クチポールで長く働かれていますが、昔と比べて何か変わったことはありますか?

かつては、もっともっと手作業が多く、機械が少なかったことが違いです。今でも多くの工程が手作業で、スタッフの半数以上は手作業に従事していますが、昔は全てが手作業だったので、今では1週間でできることに1カ月はかかっていましたね。

手作業の工程と機械を使った工程はどのように使い分けているのでしょうか?

仕上げの磨きの工程はほとんどが手作業です。カトラリー界では近年機械の性能が上がり、機械でできることも増えました。しかし、私たちの作っているようなモデルは機械では作ることができないのです。
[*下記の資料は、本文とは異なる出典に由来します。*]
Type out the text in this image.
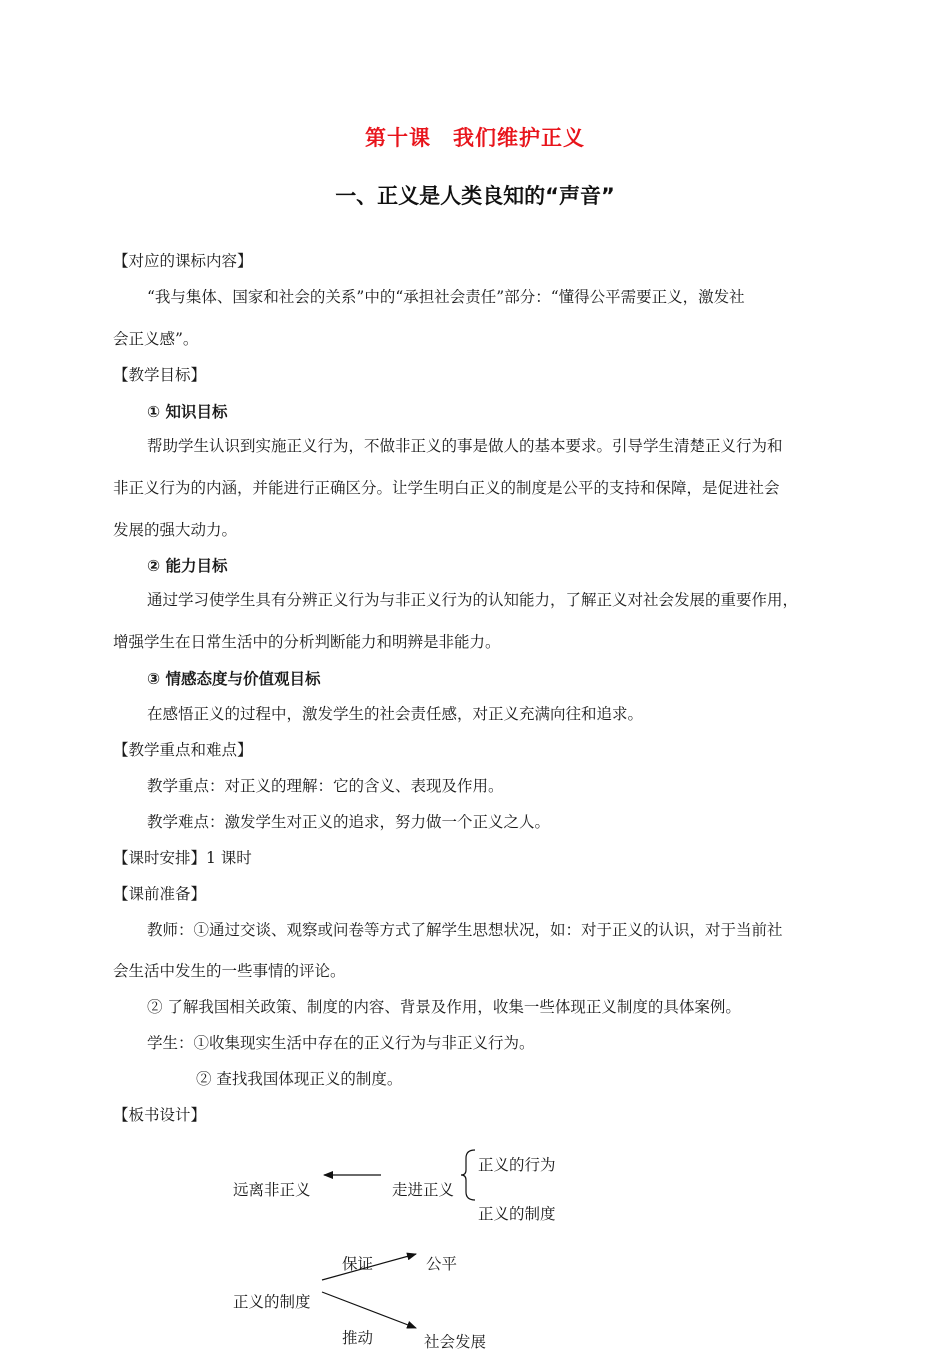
第十课　我们维护正义
一、正义是人类良知的“声音”
【对应的课标内容】
“我与集体、国家和社会的关系”中的“承担社会责任”部分：“懂得公平需要正义，激发社
会正义感”。
【教学目标】
① 知识目标
帮助学生认识到实施正义行为，不做非正义的事是做人的基本要求。引导学生清楚正义行为和
非正义行为的内涵，并能进行正确区分。让学生明白正义的制度是公平的支持和保障，是促进社会
发展的强大动力。
② 能力目标
通过学习使学生具有分辨正义行为与非正义行为的认知能力，了解正义对社会发展的重要作用，
增强学生在日常生活中的分析判断能力和明辨是非能力。
③ 情感态度与价值观目标
在感悟正义的过程中，激发学生的社会责任感，对正义充满向往和追求。
【教学重点和难点】
教学重点：对正义的理解：它的含义、表现及作用。
教学难点：激发学生对正义的追求，努力做一个正义之人。
【课时安排】1 课时
【课前准备】
教师：①通过交谈、观察或问卷等方式了解学生思想状况，如：对于正义的认识，对于当前社
会生活中发生的一些事情的评论。
② 了解我国相关政策、制度的内容、背景及作用，收集一些体现正义制度的具体案例。
学生：①收集现实生活中存在的正义行为与非正义行为。
② 查找我国体现正义的制度。
【板书设计】
远离非正义	走进正义
正义的行为
正义的制度
正义的制度
保证	公平
推动	社会发展
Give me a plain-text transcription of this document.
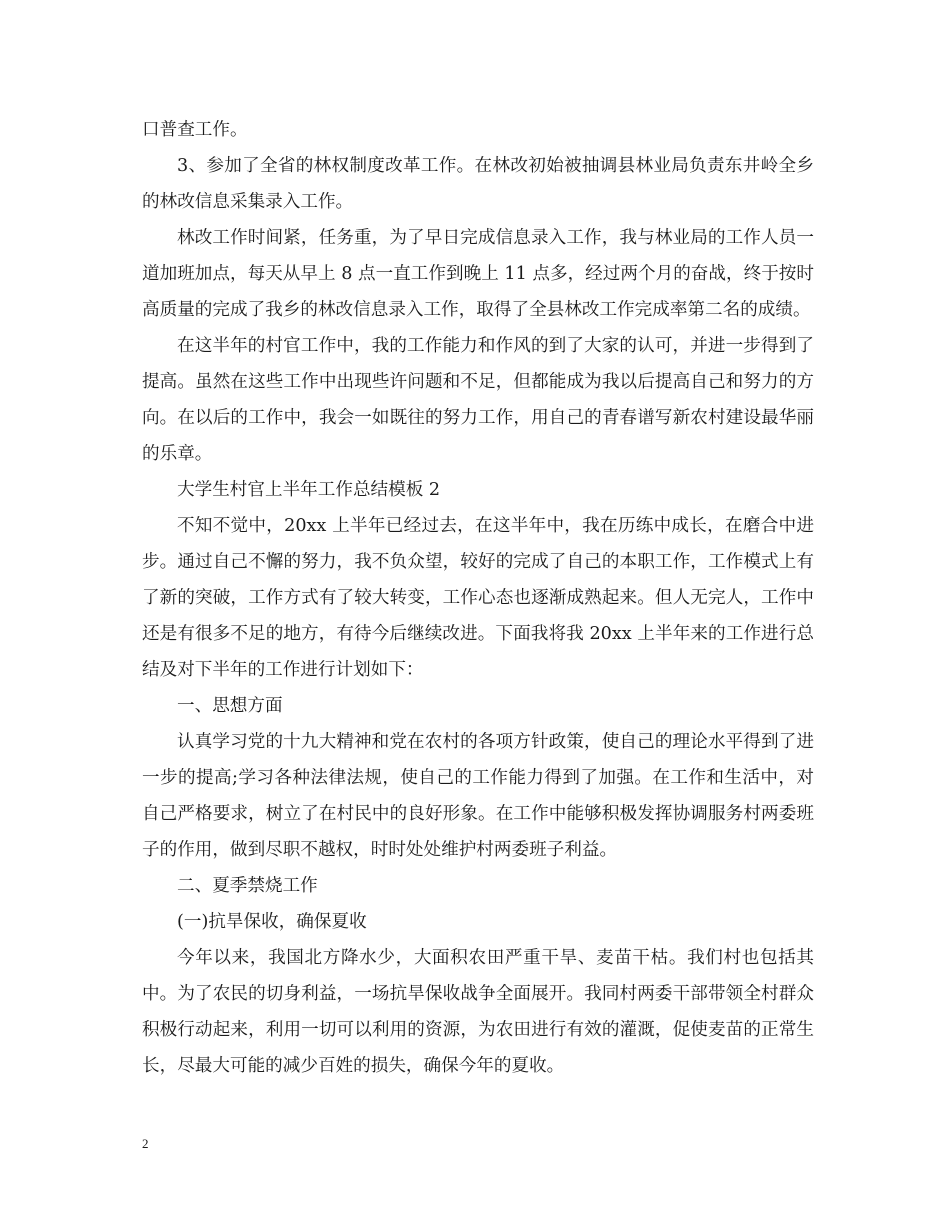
口普查工作。

3、参加了全省的林权制度改革工作。在林改初始被抽调县林业局负责东井岭全乡的林改信息采集录入工作。

林改工作时间紧，任务重，为了早日完成信息录入工作，我与林业局的工作人员一道加班加点，每天从早上 8 点一直工作到晚上 11 点多，经过两个月的奋战，终于按时高质量的完成了我乡的林改信息录入工作，取得了全县林改工作完成率第二名的成绩。

在这半年的村官工作中，我的工作能力和作风的到了大家的认可，并进一步得到了提高。虽然在这些工作中出现些许问题和不足，但都能成为我以后提高自己和努力的方向。在以后的工作中，我会一如既往的努力工作，用自己的青春谱写新农村建设最华丽的乐章。

大学生村官上半年工作总结模板 2

不知不觉中，20xx 上半年已经过去，在这半年中，我在历练中成长，在磨合中进步。通过自己不懈的努力，我不负众望，较好的完成了自己的本职工作，工作模式上有了新的突破，工作方式有了较大转变，工作心态也逐渐成熟起来。但人无完人，工作中还是有很多不足的地方，有待今后继续改进。下面我将我 20xx 上半年来的工作进行总结及对下半年的工作进行计划如下：

一、思想方面

认真学习党的十九大精神和党在农村的各项方针政策，使自己的理论水平得到了进一步的提高;学习各种法律法规，使自己的工作能力得到了加强。在工作和生活中，对自己严格要求，树立了在村民中的良好形象。在工作中能够积极发挥协调服务村两委班子的作用，做到尽职不越权，时时处处维护村两委班子利益。

二、夏季禁烧工作

(一)抗旱保收，确保夏收

今年以来，我国北方降水少，大面积农田严重干旱、麦苗干枯。我们村也包括其中。为了农民的切身利益，一场抗旱保收战争全面展开。我同村两委干部带领全村群众积极行动起来，利用一切可以利用的资源，为农田进行有效的灌溉，促使麦苗的正常生长，尽最大可能的减少百姓的损失，确保今年的夏收。

2
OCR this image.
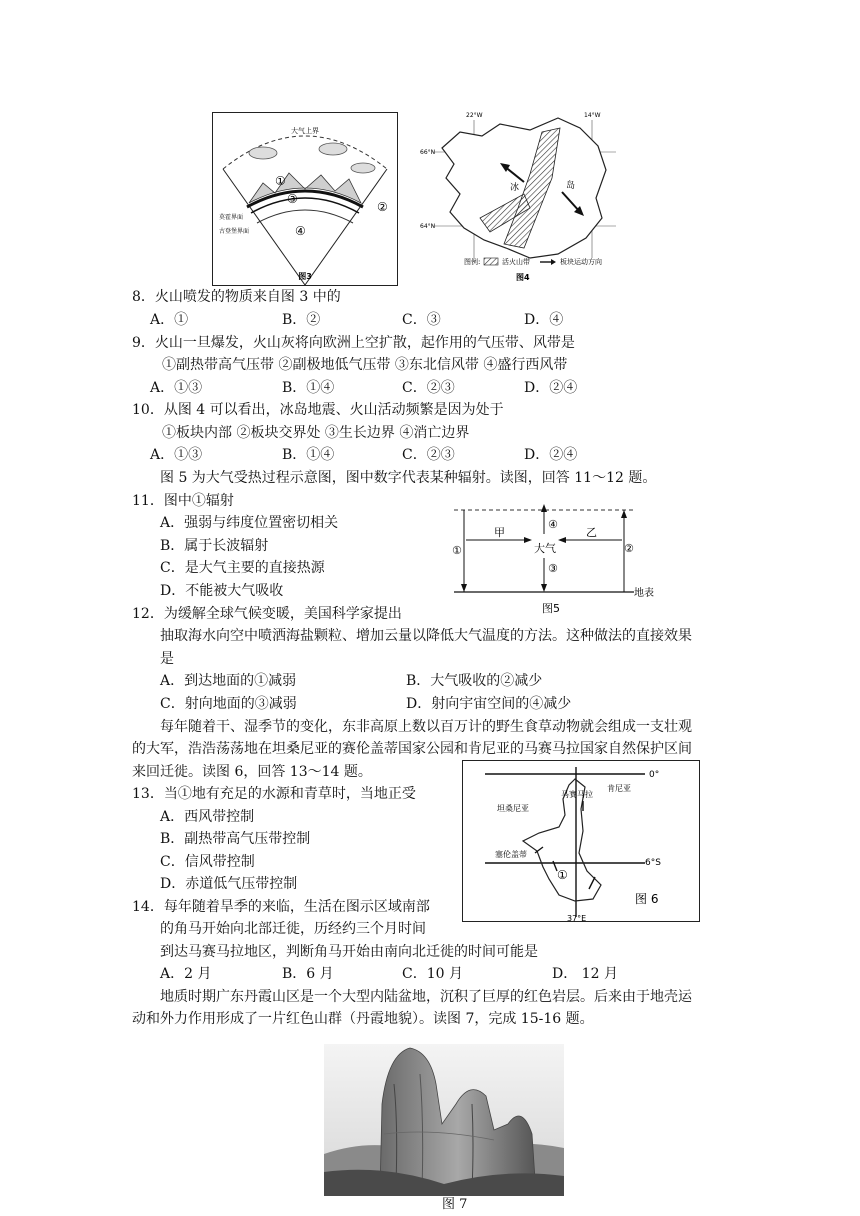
大气上界
①
③
②
④
莫霍界面
古登堡界面
图3
22°W	14°W
66°N
64°N
冰	岛
图例:	活火山带	板块运动方向
图4
8．火山喷发的物质来自图 3 中的
A．①	B．②	C．③	D．④
9．火山一旦爆发，火山灰将向欧洲上空扩散，起作用的气压带、风带是
①副热带高气压带 ②副极地低气压带 ③东北信风带 ④盛行西风带
A．①③	B．①④	C．②③	D．②④
10．从图 4 可以看出，冰岛地震、火山活动频繁是因为处于
①板块内部 ②板块交界处 ③生长边界 ④消亡边界
A．①③	B．①④	C．②③	D．②④
图 5 为大气受热过程示意图，图中数字代表某种辐射。读图，回答 11～12 题。
11．图中①辐射
A．强弱与纬度位置密切相关
B．属于长波辐射
C．是大气主要的直接热源
D．不能被大气吸收
甲	乙
大气
④
③
①	②
地表
图5
12．为缓解全球气候变暖，美国科学家提出
抽取海水向空中喷洒海盐颗粒、增加云量以降低大气温度的方法。这种做法的直接效果
是
A．到达地面的①减弱	B．大气吸收的②减少
C．射向地面的③减弱	D．射向宇宙空间的④减少
每年随着干、湿季节的变化，东非高原上数以百万计的野生食草动物就会组成一支壮观
的大军，浩浩荡荡地在坦桑尼亚的赛伦盖蒂国家公园和肯尼亚的马赛马拉国家自然保护区间
来回迁徙。读图 6，回答 13～14 题。	0°
6°S
37°E
马赛马拉
肯尼亚
坦桑尼亚
塞伦盖蒂
①
图 6
13．当①地有充足的水源和青草时，当地正受
A．西风带控制
B．副热带高气压带控制
C．信风带控制
D．赤道低气压带控制
14．每年随着旱季的来临，生活在图示区域南部
的角马开始向北部迁徙，历经约三个月时间
到达马赛马拉地区，判断角马开始由南向北迁徙的时间可能是
A．2 月	B．6 月	C．10 月	D． 12 月
地质时期广东丹霞山区是一个大型内陆盆地，沉积了巨厚的红色岩层。后来由于地壳运
动和外力作用形成了一片红色山群（丹霞地貌）。读图 7，完成 15-16 题。
图 7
私たちは機械に合わせてモデルを作るようなことはしません。そのために、手作業の工程が今でもとても多いのです。

熟練した職人になるまでには時間がかかるのでは?

その通りです。クチポールの職人は、他の職人と比べても特別だと思います。例えば、Kubeというシリーズがありますが、これはステンレスと樹脂の留め接ぎに高度な技術が必要で、クチポールでもこれができる職人は2人しかいません。
私も一人前に磨きができるようになるまで、8年かかりました。

クチポールは家族経営の会社ですが、カゼミーロさんもご家族で働かれているとか

私の兄弟2人もクチポールで働いています。私の父も職人で、クチポールで働いていました。私の甥もクチポールで働き始める予定なので、もうすぐ家族の三代目がやってくることになりますね。

クチポールにとっても、このように技術が世代を越えて受け継がれていくことは喜ばしいことですね

もちろん技術もですが、それ以上にクチポールの価値観が受け継がれ、職人が誇りを持って働ける工場を守っていくことが大事だと思っています。ギマランイスは、昔から職人による美しいカトラリー作りで栄えた地域です。今でも、職人の技と誇りは受け継がれていると感じますし、それがクチポールならではの魅力を生み出す源なのだと思います。


磨く職人:Abelさん、検品の職人:Anaさんへのインタビュー

ご夫婦でクチポール職人をされている、AbelさんとAnaさんへのインタビュー

【右】磨く職人:Abelさん

私は先代の時代から42年クチポールで働いていますので、もうみんなが家族のようです。クチポールの特徴は非常に手作業が多いことです。どのタイミングでどのように磨くのか、私が行っている工程は機械にはできないことです。ずっとクチポールで働きながら、工場が成長するのを見てきました。ここは私の人生そのものです。

【左】検品の職人:Anaさん

私は検品を担当しています。一つ一つ商品の品質をチェックし、梱包をするのが仕事です。夫が長くクチポールで働いている縁で、3年前から働き始めました。結婚前は工場でデートもしました(笑)。私たちの娘も夏休みのアルバイトで働くことがあるので、家族ぐるみの付き合いですね。